Self-Hosting Trade-Offs

Self-hosting trades vendor responsibility for control. You inherit:

  • Patching cadence — keeping the application and underlying stack current.
  • Monitoring — uptime, security events, capacity.
  • Backup and disaster recovery — tested regularly.
  • Identity management — SSO, MFA, lifecycle.
  • Compliance evidence — your own ISO 27001 / SOC 2 audit covers the hosted system.
  • Support contract — typically with the open-source vendor for incidents you can't resolve in-house.

Self-Hosting Papermark

Papermark is the leading open-source virtual data room. It can be self-hosted on any modern Linux/Docker platform with PostgreSQL and S3-compatible object storage. Papermark publishes deployment documentation and supports paid enterprise contracts for self-hosters.
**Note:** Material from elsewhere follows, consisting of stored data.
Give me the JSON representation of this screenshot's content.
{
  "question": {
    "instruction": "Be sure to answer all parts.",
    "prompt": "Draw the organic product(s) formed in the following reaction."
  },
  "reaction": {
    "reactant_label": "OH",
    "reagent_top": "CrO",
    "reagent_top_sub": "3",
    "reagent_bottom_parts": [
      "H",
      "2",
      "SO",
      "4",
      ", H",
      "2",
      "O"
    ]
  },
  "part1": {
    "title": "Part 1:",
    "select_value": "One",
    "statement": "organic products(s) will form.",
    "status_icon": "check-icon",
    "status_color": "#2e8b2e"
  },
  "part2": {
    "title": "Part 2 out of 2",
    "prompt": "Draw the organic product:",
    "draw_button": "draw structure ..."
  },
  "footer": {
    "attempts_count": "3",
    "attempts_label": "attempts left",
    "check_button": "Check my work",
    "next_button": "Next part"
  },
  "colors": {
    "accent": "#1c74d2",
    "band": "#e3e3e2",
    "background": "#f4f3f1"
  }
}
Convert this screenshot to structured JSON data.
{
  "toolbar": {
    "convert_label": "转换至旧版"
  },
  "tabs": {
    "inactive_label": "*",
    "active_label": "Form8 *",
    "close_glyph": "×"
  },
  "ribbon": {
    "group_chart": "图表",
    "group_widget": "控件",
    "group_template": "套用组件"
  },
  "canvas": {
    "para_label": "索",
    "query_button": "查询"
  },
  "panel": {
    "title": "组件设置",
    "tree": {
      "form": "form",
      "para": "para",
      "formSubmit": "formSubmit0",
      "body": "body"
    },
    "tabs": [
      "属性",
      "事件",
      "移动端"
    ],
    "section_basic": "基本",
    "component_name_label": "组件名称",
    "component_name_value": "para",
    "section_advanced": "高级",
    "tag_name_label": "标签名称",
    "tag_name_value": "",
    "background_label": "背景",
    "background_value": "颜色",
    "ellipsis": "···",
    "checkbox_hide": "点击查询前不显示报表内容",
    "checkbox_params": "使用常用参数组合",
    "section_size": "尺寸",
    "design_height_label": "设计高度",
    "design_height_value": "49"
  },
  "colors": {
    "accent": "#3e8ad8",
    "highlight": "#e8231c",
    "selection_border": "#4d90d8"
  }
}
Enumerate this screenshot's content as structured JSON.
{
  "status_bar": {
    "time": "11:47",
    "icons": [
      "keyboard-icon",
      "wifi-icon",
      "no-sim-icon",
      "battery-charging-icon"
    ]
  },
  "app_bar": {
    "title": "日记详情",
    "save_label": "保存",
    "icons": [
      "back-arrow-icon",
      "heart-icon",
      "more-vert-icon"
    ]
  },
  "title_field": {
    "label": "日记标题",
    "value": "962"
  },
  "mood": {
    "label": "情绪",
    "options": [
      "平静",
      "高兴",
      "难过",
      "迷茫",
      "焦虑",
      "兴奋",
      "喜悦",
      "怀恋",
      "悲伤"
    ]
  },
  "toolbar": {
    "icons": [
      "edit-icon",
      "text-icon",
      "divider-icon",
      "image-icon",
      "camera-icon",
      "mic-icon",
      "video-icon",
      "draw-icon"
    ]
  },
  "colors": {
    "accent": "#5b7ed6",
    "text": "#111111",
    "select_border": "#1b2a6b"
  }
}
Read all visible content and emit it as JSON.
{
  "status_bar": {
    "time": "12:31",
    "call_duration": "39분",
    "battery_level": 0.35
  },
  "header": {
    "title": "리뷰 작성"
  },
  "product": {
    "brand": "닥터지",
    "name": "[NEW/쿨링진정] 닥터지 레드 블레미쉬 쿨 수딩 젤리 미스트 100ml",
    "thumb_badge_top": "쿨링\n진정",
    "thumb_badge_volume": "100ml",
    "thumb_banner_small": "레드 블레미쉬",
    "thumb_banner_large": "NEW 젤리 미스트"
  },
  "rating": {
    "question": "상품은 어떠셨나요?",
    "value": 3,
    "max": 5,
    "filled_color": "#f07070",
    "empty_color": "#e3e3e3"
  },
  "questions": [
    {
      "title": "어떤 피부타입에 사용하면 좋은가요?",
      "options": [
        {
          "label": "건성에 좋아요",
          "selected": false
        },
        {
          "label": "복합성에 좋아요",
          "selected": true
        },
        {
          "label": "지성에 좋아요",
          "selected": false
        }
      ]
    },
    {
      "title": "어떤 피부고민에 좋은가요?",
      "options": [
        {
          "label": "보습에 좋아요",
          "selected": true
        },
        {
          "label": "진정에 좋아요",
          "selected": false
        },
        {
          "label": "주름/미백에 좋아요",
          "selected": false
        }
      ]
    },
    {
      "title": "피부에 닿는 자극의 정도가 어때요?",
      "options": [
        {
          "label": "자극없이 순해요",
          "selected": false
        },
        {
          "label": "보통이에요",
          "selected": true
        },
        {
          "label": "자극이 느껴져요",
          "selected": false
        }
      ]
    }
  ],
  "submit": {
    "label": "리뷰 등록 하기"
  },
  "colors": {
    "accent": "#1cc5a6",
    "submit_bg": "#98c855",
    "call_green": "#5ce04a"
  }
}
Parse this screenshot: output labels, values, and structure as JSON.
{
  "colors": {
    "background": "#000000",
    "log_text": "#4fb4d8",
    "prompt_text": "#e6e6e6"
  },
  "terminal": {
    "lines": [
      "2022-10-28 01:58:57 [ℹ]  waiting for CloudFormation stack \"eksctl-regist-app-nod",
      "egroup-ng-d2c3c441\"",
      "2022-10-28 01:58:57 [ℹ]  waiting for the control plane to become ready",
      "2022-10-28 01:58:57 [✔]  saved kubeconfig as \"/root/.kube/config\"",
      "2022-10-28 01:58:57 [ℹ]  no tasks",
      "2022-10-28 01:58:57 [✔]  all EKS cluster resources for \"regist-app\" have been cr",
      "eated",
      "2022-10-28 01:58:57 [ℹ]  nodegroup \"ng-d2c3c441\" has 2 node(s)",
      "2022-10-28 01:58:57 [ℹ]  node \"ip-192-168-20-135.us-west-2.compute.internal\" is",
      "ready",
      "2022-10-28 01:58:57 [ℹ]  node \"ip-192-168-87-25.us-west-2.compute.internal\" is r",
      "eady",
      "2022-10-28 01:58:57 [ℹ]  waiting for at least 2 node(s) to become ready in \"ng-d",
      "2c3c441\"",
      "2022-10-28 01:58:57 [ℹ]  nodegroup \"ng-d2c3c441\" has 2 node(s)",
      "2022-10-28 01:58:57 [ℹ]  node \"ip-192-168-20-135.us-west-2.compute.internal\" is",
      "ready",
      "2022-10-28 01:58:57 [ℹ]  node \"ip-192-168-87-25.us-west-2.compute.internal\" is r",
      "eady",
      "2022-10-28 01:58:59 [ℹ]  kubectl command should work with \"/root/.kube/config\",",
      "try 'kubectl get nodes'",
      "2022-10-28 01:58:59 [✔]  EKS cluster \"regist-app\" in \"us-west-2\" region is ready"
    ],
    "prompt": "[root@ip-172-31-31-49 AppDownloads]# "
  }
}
Frequently Asked Questions

Does self-hosting void the GDPR DPA?

No, but it changes the picture. With self-hosting on your own IaaS, you (the controller) are also the operator; the open-source vendor's DPA is limited to support and incident response. The IaaS provider has its own DPA flow-down.

What about updates and security patches?

Your responsibility. Plan for monthly patching, vulnerability scanning, and a documented incident response process.

Is self-hosting more expensive?

Usually more capex, sometimes less opex — depending on scale. A small self-hosted Papermark deployment on a sovereign IaaS commonly runs cheaper than per-project SaaS pricing for organisations running multiple deals per year.